O Papa Franscisco convida à leitura da sua exortação apostólica Amoris Laetitia de uma forma paciente e não apressada. Na verdade, a multiplicidade de temas nela abordados, desde o amor e o diálogo no casal, às crises matrimoniais, à fecundidade e à educação, já levou a qualificar este documento como “enciclopédia” da família. Uma das muitas vertentes por que poderá ser analisada é a da função social da família e das políticas de família.
Sobre o papel social da família, o Papa é muito claro:
«Ninguém pode pensar que o enfraquecimento da família como sociedade natural fundada no matrimónio seja algo que beneficia a sociedade. Antes pelo contrário, prejudica o amadurecimento das pessoas, o cultivo dos valores comunitários e o desenvolvimento ético das cidades e das aldeias. Já não se adverte claramente que só a união exclusiva e indissolúvel entre um homem e uma mulher realiza uma função social plena, por ser um compromisso estável e tornar possível a fecundidade. Devemos reconhecer a grande variedade de situações familiares que podem fornecer uma certa regra de vida, mas as uniões de facto ou entre pessoas do mesmo sexo, por exemplo, não podem ser simplistamente equiparadas ao matrimónio. Nenhuma união precária ou fechada à transmissão da vida garante o futuro da sociedade. E, todavia, quem se preocupa hoje com fortalecer os cônjuges, ajudá-los a superar os riscos que os ameaçam, acompanhá-los no seu papel educativo, incentivar a estabilidade da união conjugal?» (n. 52)

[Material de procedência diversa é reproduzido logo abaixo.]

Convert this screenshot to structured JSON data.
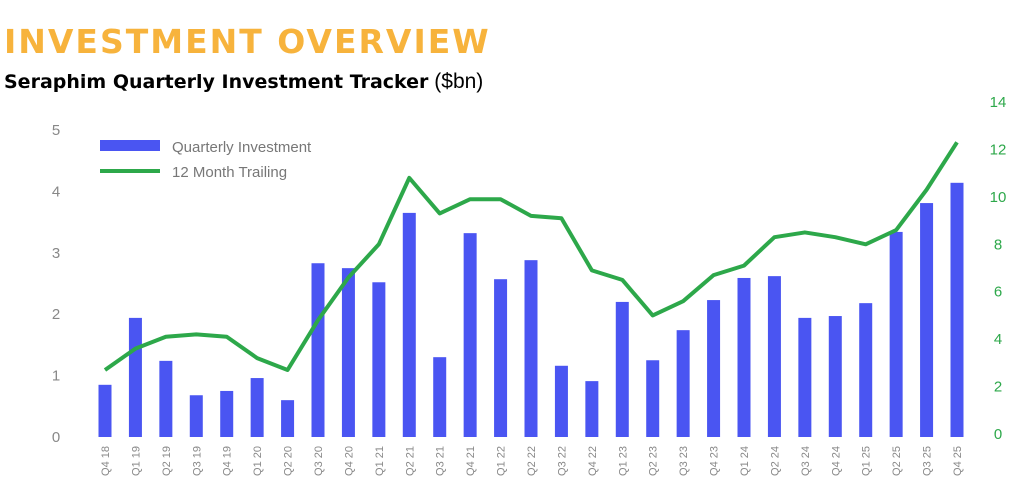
{
  "header": {
    "title": "INVESTMENT OVERVIEW",
    "subtitle": "Seraphim Quarterly Investment Tracker",
    "unit": "($bn)"
  },
  "chart_data": {
    "type": "bar",
    "title": "Seraphim Quarterly Investment Tracker ($bn)",
    "categories": [
      "Q4 18",
      "Q1 19",
      "Q2 19",
      "Q3 19",
      "Q4 19",
      "Q1 20",
      "Q2 20",
      "Q3 20",
      "Q4 20",
      "Q1 21",
      "Q2 21",
      "Q3 21",
      "Q4 21",
      "Q1 22",
      "Q2 22",
      "Q3 22",
      "Q4 22",
      "Q1 23",
      "Q2 23",
      "Q3 23",
      "Q4 23",
      "Q1 24",
      "Q2 24",
      "Q3 24",
      "Q4 24",
      "Q1 25",
      "Q2 25",
      "Q3 25",
      "Q4 25"
    ],
    "series": [
      {
        "name": "Quarterly Investment",
        "type": "bar",
        "axis": "left",
        "color": "#4a55f2",
        "values": [
          0.85,
          1.94,
          1.24,
          0.68,
          0.75,
          0.96,
          0.6,
          2.83,
          2.75,
          2.52,
          3.65,
          1.3,
          3.32,
          2.57,
          2.88,
          1.16,
          0.91,
          2.2,
          1.25,
          1.74,
          2.23,
          2.59,
          2.62,
          1.94,
          1.97,
          2.18,
          3.34,
          3.81,
          4.14
        ]
      },
      {
        "name": "12 Month Trailing",
        "type": "line",
        "axis": "right",
        "color": "#2da84a",
        "values": [
          2.7,
          3.6,
          4.1,
          4.2,
          4.1,
          3.2,
          2.7,
          4.8,
          6.6,
          8.0,
          10.8,
          9.3,
          9.9,
          9.9,
          9.2,
          9.1,
          6.9,
          6.5,
          5.0,
          5.6,
          6.7,
          7.1,
          8.3,
          8.5,
          8.3,
          8.0,
          8.6,
          10.3,
          12.3
        ]
      }
    ],
    "y_left": {
      "range": [
        0,
        5
      ],
      "ticks": [
        "0",
        "1",
        "2",
        "3",
        "4",
        "5"
      ],
      "color": "#888888"
    },
    "y_right": {
      "range": [
        0,
        14
      ],
      "ticks": [
        "0",
        "2",
        "4",
        "6",
        "8",
        "10",
        "12",
        "14"
      ],
      "color": "#2da84a"
    },
    "legend": "top-left",
    "grid": false
  }
}
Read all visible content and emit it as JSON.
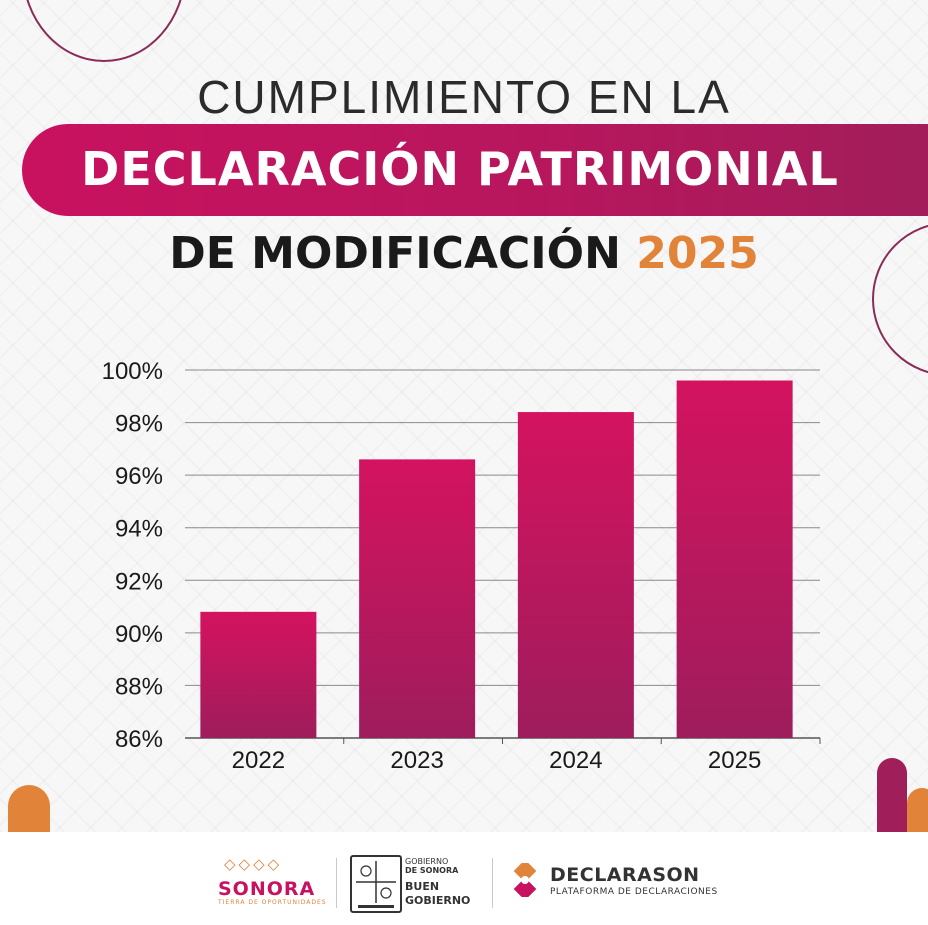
{
  "title": {
    "line1": "CUMPLIMIENTO EN LA",
    "line2": "DECLARACIÓN PATRIMONIAL",
    "line3": "DE MODIFICACIÓN",
    "year": "2025"
  },
  "chart_data": {
    "type": "bar",
    "categories": [
      "2022",
      "2023",
      "2024",
      "2025"
    ],
    "values": [
      90.8,
      96.6,
      98.4,
      99.6
    ],
    "ylim": [
      86,
      100
    ],
    "yticks": [
      86,
      88,
      90,
      92,
      94,
      96,
      98,
      100
    ],
    "ytick_labels": [
      "86%",
      "88%",
      "90%",
      "92%",
      "94%",
      "96%",
      "98%",
      "100%"
    ],
    "grid": true,
    "bar_color_top": "#d4135f",
    "bar_color_bottom": "#9e1d5c"
  },
  "footer": {
    "sonora_word": "SONORA",
    "sonora_tagline": "TIERRA DE OPORTUNIDADES",
    "gobierno_line1": "GOBIERNO",
    "gobierno_line2": "DE SONORA",
    "buen_line1": "BUEN",
    "buen_line2": "GOBIERNO",
    "declarason_name": "DECLARASON",
    "declarason_sub": "PLATAFORMA DE DECLARACIONES"
  },
  "colors": {
    "magenta": "#c9125f",
    "orange": "#e2833a",
    "dark": "#1a1a1a"
  }
}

Mas a proteção da família não pode limitar-se a proclamações retóricas, exige a garantia de direitos sociais, a começar pelo direito à habitação:
«A falta duma habitação digna ou adequada leva muitas vezes a adiar a formalização duma relação. É preciso lembrar que “a família tem direito a uma habitação condigna, apropriada para a vida familiar e proporcional ao número dos seus membros, num ambiente fisicamente sadio que proporcione os serviços básicos para a vida da família e da comunidade”. Uma família e uma casa são duas realidades que se reclamam mutuamente. Este exemplo mostra que devemos insistir nos direitos da família, e não apenas nos direitos individuais. A família é um bem de que a sociedade não pode prescindir, mas precisa de ser protegida. A defesa destes direitos é “um apelo profético a favor da instituição familiar, que deve ser respeitada e defendida contra toda a agressão”, sobretudo no contexto actual em que habitualmente ocupa pouco espaço nos projetos políticos. As famílias têm, entre outros direitos, o de “poder contar com uma adequada política familiar por parte das autoridades públicas no campo jurídico, económico, social e fiscal”. Às vezes as angústias das famílias tornam-se dramáticas, quando têm de enfrentar a doença de um ente querido sem acesso a serviços de saúde adequados, ou quando se prolonga o tempo sem ter conseguido um emprego decente. “As coerções económicas excluem o acesso das famílias à educação, à vida cultural e à vida social ativa. O atual sistema económico produz várias formas de exclusão social. As famílias sofrem de modo particular com os problemas relativos ao trabalho. As possibilidades para os jovens são poucas e a oferta de trabalho é muito seletiva e precária. As jornadas de trabalho são longas e, muitas vezes, agravadas pelo tempo gasto na deslocação. Isto não ajuda os esposos a encontrar-se entre si e com os filhos, para alimentar diariamente as suas relações». (n. 44)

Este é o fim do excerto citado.